Wenn mich der Lachflash trifft

26.10.2016, 11:36 Uhr
Narkoleptiker haben mit vielen Vorurteilen zu kämpfen. In der Schule zwischendurch ein Schläfchen zu halten, ist für sie kein Spaß, sondern bittere Notwendigkeit.

© Bild: Paulina Rebbe Narkoleptiker haben mit vielen Vorurteilen zu kämpfen. In der Schule zwischendurch ein Schläfchen zu halten, ist für sie kein Spaß, sondern bittere Notwendigkeit.

„Irinaaa, aufwachen!“ Nein, es ist nicht früh morgens, sondern mitten am Nachmittag. Und nein, ich gönne mir auch keinen kleinen Mittagsschlaf. Ich bin in der S-Bahn auf dem Nachhauseweg eingeschlafen und hätte meine Station verpasst, wäre meine hilfsbereite Freundin nicht gewesen. Mal wieder.

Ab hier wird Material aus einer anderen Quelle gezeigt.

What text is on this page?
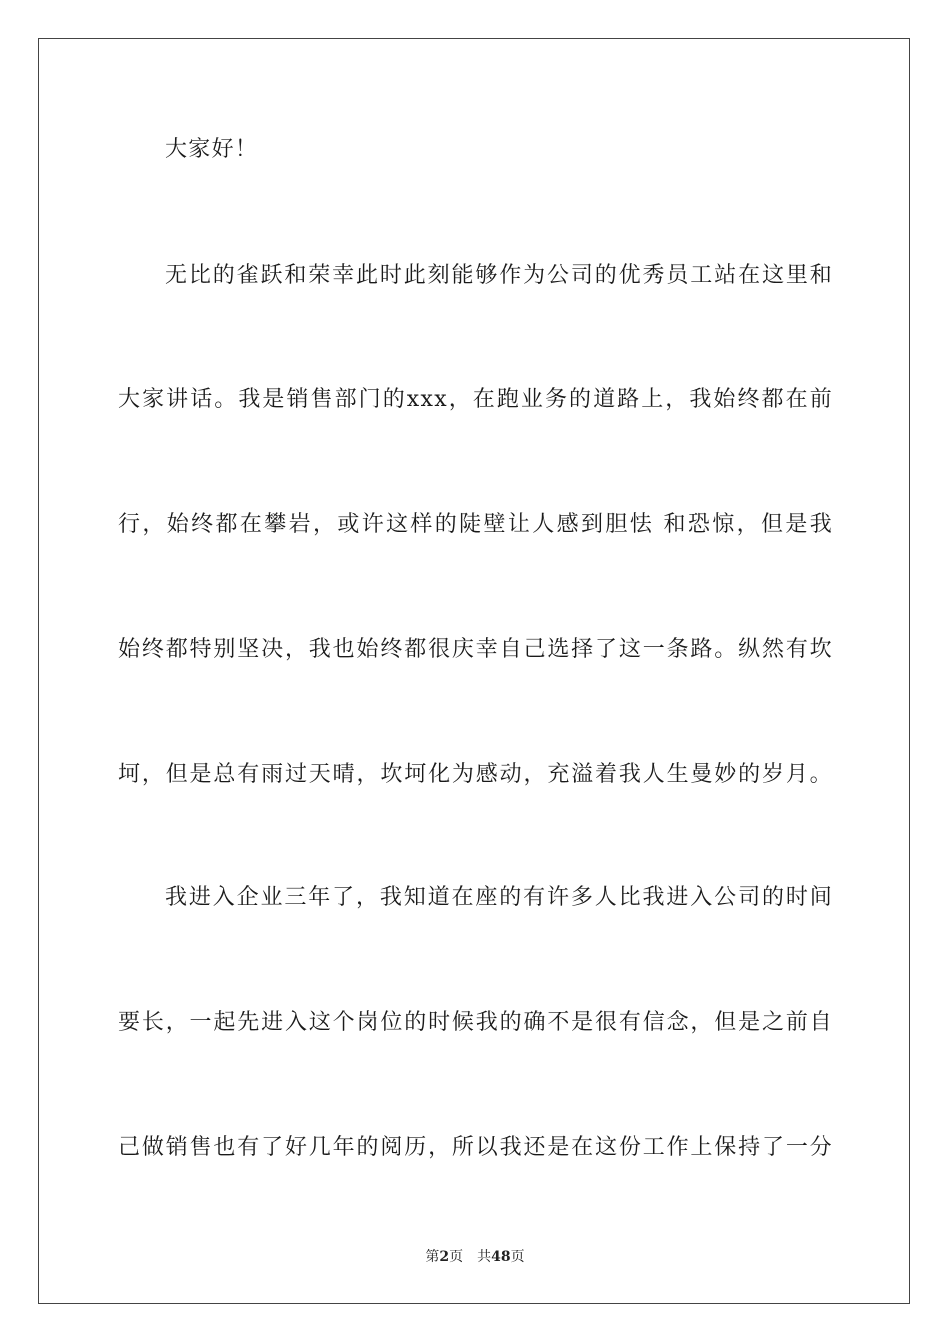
大家好！
无比的雀跃和荣幸此时此刻能够作为公司的优秀员工站在这里和
大家讲话。我是销售部门的xxx，在跑业务的道路上，我始终都在前
行，始终都在攀岩，或许这样的陡壁让人感到胆怯 和恐惊，但是我
始终都特别坚决，我也始终都很庆幸自己选择了这一条路。纵然有坎
坷，但是总有雨过天晴，坎坷化为感动，充溢着我人生曼妙的岁月。
我进入企业三年了，我知道在座的有许多人比我进入公司的时间
要长，一起先进入这个岗位的时候我的确不是很有信念，但是之前自
己做销售也有了好几年的阅历，所以我还是在这份工作上保持了一分
第2页　共48页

Dass ich tagsüber oft extrem müde bin, ist für mich Alltag. Und zwar nicht, weil ich bis spät in die Nacht gefeiert oder gepaukt habe. Aber das checken die wenigsten Leute: Ich habe Narkolepsie, eine seltene Schlafkrankheit. Doch das war nicht immer so.

Der Ausbruch

Rückblende: Ein strahlender Maitag vor vier Jahren. Es ist Mittagspause in der Schule, und ich bin mit meinen Freundinnen bei unserem Lieblingsimbiss. „Mensch, was war denn los in Deutsch? Dir sind ja fast die Augen zugefallen, dabei war’s doch total spannend diesmal!“ Ich zucke mit den Schultern: „Weiß auch nicht“, entgegne ich der Freundin.

Ich bin schon seit voriger Woche viel müder als sonst und das ohne ersichtlichen Grund. Aber es ist auch recht stressig zur Zeit, mit den ganzen Schulaufgaben. Also mache ich mir keine weiteren Gedanken.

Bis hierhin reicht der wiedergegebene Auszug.